JAKGUNG: TAK ADA PEJABAT TINGGI MENENTANG PENAYANGAN KORUPTOR
Jakarta, Antara
Jaksa Agung Sukarton Marmosudjono merasa yakin, tidak ada pejabat tinggi yang menentang penayangan wajah koruptor di televisi, bahkan ia menyatakan, pihaknya menerima banyak dukungan dalam melaksanakan penayangan itu.
“Semua pihak umumnya mendukung, termasuk Majelis Ulama Indonesia dan Muhammadiyah. Kalau koruptor, ya jelas tak setuju,” kata Sukarton menjawab pertanyaan wartawan menjelang sidang kabinet paripurna digedung utama Sekretariat Negara Jakarta, Kamis. Mengenai adanya kritik terhadap program penayangan koruptor itu, Jakgung dengan tangkas menjawab, kita sebagai pejabat jangan takut dikritik. Kritik itu baik asal niatnya baik. Kalau niatnya jelek, itu lain.
Ia berpendapat, setiap kritik yang didasarkan pada iktikad baik dapat membantu pemerintah. Ia mengaku, semua tulisan, baik yang mendukung maupun menentang program penayangan koruptor, telah dibacanya. Terhadap kritik yang menilai koruptor yang ditayangkan di TV sampai sekarang hanyalah “koruptor kelas teri”, Sukarton menangkis dengan berkata, “lho, nilai yang dikorup Rp 40 miliar masa kecil.”
Untuk ke sekian kalinya ia menandaskan, pihak Kejaksaan Agung dalam penayangan koruptor melalui TV itu tidak mengada-ada, melainkan berbuat sesuai dengan apa adanya. “Kalau memang yang ada baru koruptor kelas itu, masa harus diada-adakan yang tidak ada,” sambungnya. Atas pertanyaan lain, Sukarton menyatakan, pihaknya belum pernah menerima telefon atau jenis ancaman lain sejak ia melaksanakan penayangan wajah koruptor di TV.
“Saya masih tetap bisa tidur nyenyak,” ucapnya sambil tersenyum.
Pada kesempatan itu, ia mengakui, sekadar penayangan wajah koruptor di TV memang tidak berarti korupsi akan habis. Penayangan hanyalah salah satu upaya terobosan, sebagaimana pernah dikemukakan Presiden Soeharto, yakni untuk membuat sanksi sosial dan sanksi moral bagi koruptor, katanya.

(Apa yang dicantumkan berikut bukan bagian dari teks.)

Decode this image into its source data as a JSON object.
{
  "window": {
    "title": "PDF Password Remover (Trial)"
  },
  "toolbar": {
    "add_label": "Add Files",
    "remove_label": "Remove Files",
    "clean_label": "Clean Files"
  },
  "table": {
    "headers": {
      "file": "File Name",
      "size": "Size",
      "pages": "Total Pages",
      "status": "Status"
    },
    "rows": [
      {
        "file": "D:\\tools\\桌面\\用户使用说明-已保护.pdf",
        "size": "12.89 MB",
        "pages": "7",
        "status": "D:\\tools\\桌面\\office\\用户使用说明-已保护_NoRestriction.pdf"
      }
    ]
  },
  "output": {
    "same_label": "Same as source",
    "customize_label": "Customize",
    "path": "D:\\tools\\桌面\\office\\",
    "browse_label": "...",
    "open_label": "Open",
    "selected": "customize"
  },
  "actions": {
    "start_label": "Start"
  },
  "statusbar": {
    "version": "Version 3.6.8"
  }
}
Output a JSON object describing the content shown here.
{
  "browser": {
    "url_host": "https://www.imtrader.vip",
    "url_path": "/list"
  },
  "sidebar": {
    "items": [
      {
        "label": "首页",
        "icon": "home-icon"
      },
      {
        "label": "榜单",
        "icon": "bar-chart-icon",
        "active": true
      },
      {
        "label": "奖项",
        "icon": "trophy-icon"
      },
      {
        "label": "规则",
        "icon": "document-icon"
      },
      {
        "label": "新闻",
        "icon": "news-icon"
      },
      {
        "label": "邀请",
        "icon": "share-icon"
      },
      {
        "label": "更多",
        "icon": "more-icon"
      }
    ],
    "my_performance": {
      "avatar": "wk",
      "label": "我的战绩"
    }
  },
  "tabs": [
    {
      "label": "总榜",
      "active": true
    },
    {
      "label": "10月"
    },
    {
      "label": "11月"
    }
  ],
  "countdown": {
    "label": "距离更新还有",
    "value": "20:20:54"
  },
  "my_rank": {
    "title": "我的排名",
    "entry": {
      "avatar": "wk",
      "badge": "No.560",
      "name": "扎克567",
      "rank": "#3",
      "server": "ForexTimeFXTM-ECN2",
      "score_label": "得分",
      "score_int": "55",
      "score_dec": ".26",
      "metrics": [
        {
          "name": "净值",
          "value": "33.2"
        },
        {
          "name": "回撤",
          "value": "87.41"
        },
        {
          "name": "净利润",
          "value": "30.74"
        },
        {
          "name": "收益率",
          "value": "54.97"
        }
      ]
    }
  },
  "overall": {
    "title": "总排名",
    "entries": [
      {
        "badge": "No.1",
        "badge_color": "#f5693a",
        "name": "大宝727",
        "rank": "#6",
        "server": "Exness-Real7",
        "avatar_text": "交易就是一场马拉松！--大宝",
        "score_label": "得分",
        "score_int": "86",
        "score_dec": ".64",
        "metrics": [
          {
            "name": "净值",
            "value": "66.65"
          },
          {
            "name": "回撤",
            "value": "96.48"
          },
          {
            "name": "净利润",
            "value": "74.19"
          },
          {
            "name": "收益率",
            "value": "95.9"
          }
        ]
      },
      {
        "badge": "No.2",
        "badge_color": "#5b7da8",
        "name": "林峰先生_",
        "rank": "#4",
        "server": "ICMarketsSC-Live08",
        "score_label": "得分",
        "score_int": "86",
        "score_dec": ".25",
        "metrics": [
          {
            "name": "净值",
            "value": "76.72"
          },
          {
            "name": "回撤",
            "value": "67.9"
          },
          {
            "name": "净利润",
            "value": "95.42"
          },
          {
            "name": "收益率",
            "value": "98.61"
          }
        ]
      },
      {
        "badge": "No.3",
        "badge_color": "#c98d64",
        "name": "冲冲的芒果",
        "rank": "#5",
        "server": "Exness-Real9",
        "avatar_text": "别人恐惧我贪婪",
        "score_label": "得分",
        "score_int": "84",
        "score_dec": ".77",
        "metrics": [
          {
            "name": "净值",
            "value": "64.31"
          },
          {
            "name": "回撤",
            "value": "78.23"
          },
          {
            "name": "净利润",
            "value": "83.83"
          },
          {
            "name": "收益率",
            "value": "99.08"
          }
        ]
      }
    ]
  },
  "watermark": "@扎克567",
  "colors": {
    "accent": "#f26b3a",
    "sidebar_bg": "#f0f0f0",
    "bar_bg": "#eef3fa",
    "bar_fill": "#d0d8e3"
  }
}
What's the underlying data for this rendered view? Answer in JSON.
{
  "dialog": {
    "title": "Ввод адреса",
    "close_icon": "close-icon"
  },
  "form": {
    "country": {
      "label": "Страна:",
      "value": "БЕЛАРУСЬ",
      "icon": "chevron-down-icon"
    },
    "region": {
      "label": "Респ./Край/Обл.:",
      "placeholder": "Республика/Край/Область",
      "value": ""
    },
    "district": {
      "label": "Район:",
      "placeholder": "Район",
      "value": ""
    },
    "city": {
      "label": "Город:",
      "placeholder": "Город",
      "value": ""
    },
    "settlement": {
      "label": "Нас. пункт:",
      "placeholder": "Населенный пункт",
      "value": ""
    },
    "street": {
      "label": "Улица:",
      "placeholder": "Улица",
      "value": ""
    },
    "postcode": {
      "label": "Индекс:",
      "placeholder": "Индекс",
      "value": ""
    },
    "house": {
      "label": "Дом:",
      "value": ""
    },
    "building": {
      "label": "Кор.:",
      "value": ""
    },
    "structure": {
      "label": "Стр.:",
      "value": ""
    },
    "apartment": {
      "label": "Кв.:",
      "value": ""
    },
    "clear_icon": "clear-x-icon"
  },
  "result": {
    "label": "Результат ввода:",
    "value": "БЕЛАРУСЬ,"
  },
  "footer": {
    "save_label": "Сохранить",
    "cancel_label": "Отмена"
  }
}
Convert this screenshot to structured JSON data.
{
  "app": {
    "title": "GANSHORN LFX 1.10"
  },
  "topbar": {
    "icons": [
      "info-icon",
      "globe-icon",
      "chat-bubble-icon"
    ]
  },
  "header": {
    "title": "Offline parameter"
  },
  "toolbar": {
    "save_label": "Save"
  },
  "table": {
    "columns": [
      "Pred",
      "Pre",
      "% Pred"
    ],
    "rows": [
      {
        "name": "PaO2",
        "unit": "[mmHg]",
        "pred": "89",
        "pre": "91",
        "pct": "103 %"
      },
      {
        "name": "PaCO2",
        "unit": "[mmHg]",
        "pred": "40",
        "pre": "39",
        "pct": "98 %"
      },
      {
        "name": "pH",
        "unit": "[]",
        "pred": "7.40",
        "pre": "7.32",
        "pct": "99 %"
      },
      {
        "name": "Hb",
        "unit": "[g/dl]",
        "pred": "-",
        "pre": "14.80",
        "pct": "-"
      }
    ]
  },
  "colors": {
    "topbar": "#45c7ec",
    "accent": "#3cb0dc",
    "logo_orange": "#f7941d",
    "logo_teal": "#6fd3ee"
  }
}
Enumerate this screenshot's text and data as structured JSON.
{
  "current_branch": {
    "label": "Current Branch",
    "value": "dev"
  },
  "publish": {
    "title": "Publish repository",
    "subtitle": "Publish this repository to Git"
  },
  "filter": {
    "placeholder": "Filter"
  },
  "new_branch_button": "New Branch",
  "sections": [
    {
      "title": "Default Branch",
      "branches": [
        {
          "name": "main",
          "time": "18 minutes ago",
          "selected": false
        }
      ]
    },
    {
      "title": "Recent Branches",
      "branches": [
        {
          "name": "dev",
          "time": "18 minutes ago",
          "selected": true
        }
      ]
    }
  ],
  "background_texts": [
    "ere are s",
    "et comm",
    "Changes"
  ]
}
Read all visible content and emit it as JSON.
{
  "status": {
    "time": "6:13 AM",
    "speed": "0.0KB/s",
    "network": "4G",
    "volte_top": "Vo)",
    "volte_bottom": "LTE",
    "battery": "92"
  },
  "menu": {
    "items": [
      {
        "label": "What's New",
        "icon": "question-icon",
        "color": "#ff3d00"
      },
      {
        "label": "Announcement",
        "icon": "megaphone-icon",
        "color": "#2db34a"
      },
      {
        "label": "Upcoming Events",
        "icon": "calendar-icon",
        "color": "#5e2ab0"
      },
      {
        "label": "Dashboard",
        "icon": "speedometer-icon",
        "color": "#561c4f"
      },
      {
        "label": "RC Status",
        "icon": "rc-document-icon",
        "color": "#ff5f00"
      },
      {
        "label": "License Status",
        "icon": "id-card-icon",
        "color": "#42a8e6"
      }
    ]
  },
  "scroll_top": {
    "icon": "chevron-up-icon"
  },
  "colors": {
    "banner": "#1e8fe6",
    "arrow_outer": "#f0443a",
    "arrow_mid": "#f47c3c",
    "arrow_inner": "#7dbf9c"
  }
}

Jaksa Agung mengungkapkan, perkara tindak pidana korupsi dalam tahun 1989 menunjukkan penurunan tajam dari 1.000 lebih perkara menjadi tinggal 107 perkara. “Kalau untuk menghabiskan sama sekali, saya tidak berani menjamin,” kata Sukarton Marmosudjono.
Sementara itu, Menteri Negara Pendayagunaan Aparatur Negara Sarwono Kusumaatmadja di tempat yang sama menyatakan, penertiban dan pendayagunaan aparatur negara bertujuan supaya semua aparat pemerintah berlaku jujur. Ia yakin, strategi pendayagunaan aparatur negara yang tepat pada akhirnya akan menyebabkan orang susah melakukan korupsi.
Namun, kapan korupsi bisa dihilangkan, menurut Sarwono, masalah itu banyak berkait dengan akar budaya, sikap, dan mentalitas orang serta masyarakat. Sebagai contoh, ia menunjuk hasil survei yang dimuat di sebuah surat kabar belum lama ini yang menunjukkan, banyak responden memiliki sikap “ingin cepat dapat, namun tidak mau berikhtiar.” Kalau demikian mentalitasnya, tentu masalah korupsi akan memerlukan waktu lama untuk dihapus, katanya.
Menurut Menpan, langkah yang perlu dilakukan untuk mengatasi hal tersebut antara lain membentuk suatu sistem pengawasan, keteladanan, dan pendidikan moral. “Misalnya, sejak awal anak-anak harus diberi contoh dan dididik agar mau berbuat jujur, kerja keras, produktif, dan menjunjung tinggi akhlak baik,” demikian Menpan Sarwono.
Sumber : ANTARA (28/12/1989)
Dikutip sesuai tulisan dan ejaan aslinya dari buku “Presiden RI Ke II Jenderal Besar HM Soeharto dalam Berita”, Buku XI (1989), Jakarta : Antara Pustaka Utama, 2008, hal. 554-555.